Quelle bonne idée avons-nous eue de nous reposer à Tarapoto, porte de l'Amazonie ! Pour nous c'est plutôt la porte de sortie, mais pas tout de suite... Dans six jours nous regagnerons la civilisation à Lima.


Nous avons dégotté un havre de paix, encore cette fois tout en haut de la ville, à l'orée de la forêt. Est-ce un hasard si nous avons souvent choisi les endroits les plus excentrés ? Pour y accéder nous subissons quotidiennement un massage costaud en empruntant le chemin caillouteux de terre, conduits par un moto-taxi à trois roues. Nous avons beau faire le trajet jour après jour, le lodge est toujours plus loin que nous le pensions. Le chauffeur a un mal fou à gravir les côtes, mais leurs moteurs sont robustes.


La maison ronde sur pilotis n'a pas de fenêtres, mais elle est entièrement encerclée d'une moustiquaire, avec en son centre une sorte de grand lit à baldaquin et une salle de bain derrière la tête du lit. Un filet tient lieu de hamac au-dessus du vide. C'est absolument idyllique.

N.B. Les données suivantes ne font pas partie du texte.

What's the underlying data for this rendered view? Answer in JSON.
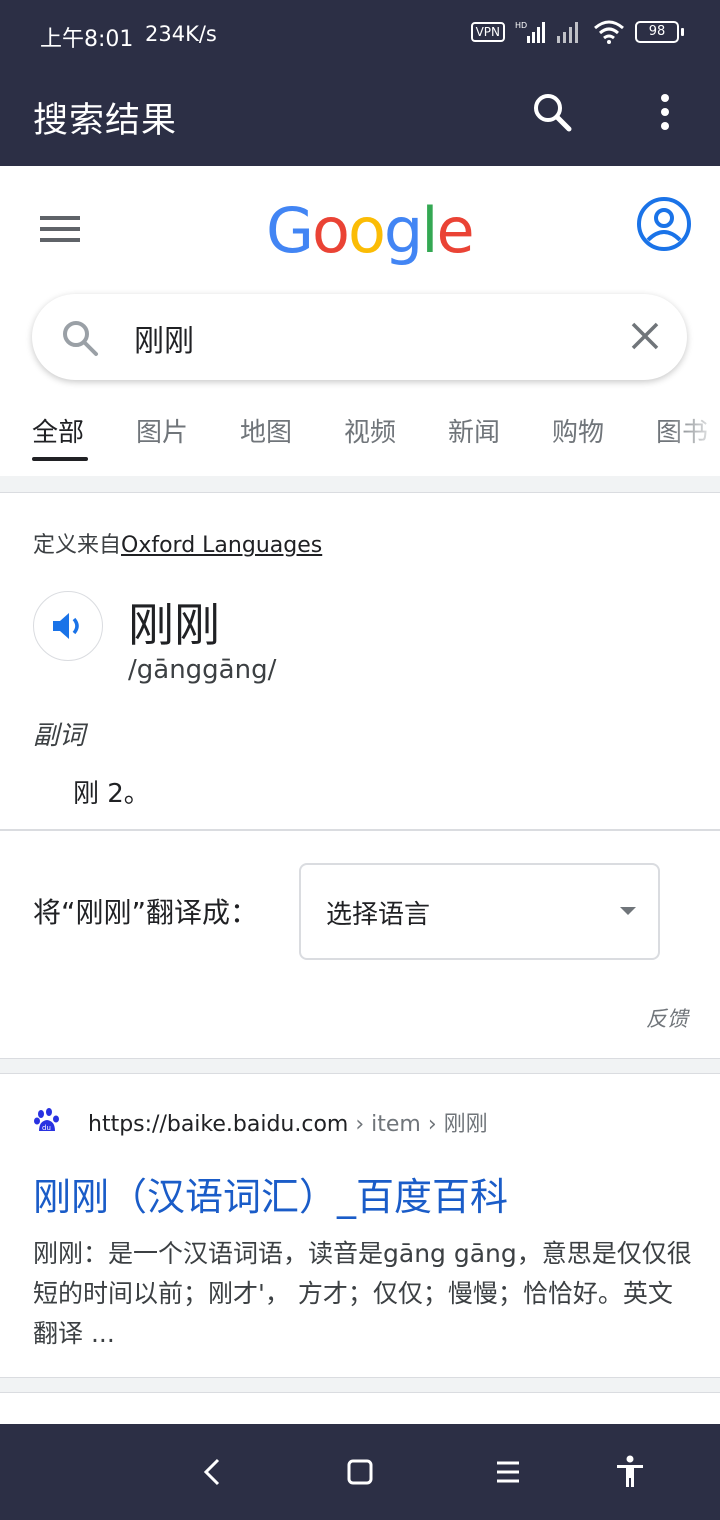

À la tombée du jour un drone aigu, d'une intensité insoupçonnable, monte à nous casser les oreilles, comme un son de synthétiseur strident qui se tait avec la disparition du soleil. Cette musique d'une modernité inouïe dure exactement une heure le soir de 6 à 7, et une demi-heure le matin de 5h45 à 6h15. Vient s'y superposer le cri d'un coq, des aboiements de chien, des chants d'oiseaux et des bruits d'insectes que nous sommes évidemment incapables de reconnaître. Au bout de quelques jours, j'ai l'idée de produire un nouveau disque où j'associerai L'aube à Shimiyacu à Nabaz'mob, l'opéra pour cent lapins connectés que j'avais composé en 2004 avec Antoine Schmitt. Ne faisant ni une ni deux, je réaliserai le montage de ces deux opéras pour bestioles dès mon retour et je demanderai une fois de plus à Étienne Mineur de réaliser une de ses pochettes magiques dont il a le secret. Sur place je commence à rédiger les notes du livret, excité comme une fourmi paraponera, seul animal dont il faut ici éviter la piqûre, connue comme la plus douloureuse au monde provenant d'un insecte, assimilée à un coup de feu, d'où son surnom de fourmi balle de fusil. Pendant le voyage, je croiserai ainsi trois de ces jolis insectes solitaires, mesurant deux centimètres et demi.


Comme lors des précédentes étapes nous alternons les jours denses et les moments de repos, pour ne pas dire de détente tant nous nous laissons aller au plaisir du far'niente, entendre par là la lecture sur liseuse de romans envoûtants.


Si la plantation d'orchidées nous laisse sur notre faim, la balade à Lamas vaut son pesant de noix amazoniennes. Il y a une vingtaine d'années un maboul italien y a fait construire une sorte de château de la Renaissance kitchissime, castillo avec peintures et sculptures du même acabit.


Comme raconté dans l'article sur Iquitos, nous visitons avec beaucoup d'intérêt le Centre Urku qui récupère et soigne des animaux sauvages victimes de trafic illicite. Non, le dragon fait seulement partie du délire de l'industriel turinois Nicola Felice Aquilano. Les papillons à la forme étonnante photographiés près d'une cascade non plus..


Nous passons beaucoup de temps à écouter la symphonie de la nature qui nous entoure. J'y ajouterais bien les instruments acquis pendant le voyage, flûte double, ocarina, sifflets à coulisse, maracas fabriqués dans les villages indigènes, mais non, je vais laisser agir la magie pure du field recording...


Les autres rares pensionnaires du lodge sont venus poursuivre un stage d'ayahuasca situé tout à côté dans la montagne qui nous surplombe. Pendant deux jours ils se vident avant d'absorber le breuvage, préparé à partir d'une liane de la forêt, sous la direction d'un chaman. Certains sont bouleversés positivement par cet hallucinogène, d'autres le vivent moins bien. Bien que j'ai expérimenté de nombreuses drogues dans ma jeunesse pour ouvrir les portes de la perception, je n'ai plus la même appétence pour ce genre d'aventure. Je garde en mémoire la phrase de Henri Michaux qui me guidait : "Nous ne sommes pas un siècle à paradis, mais un siècle à savoir."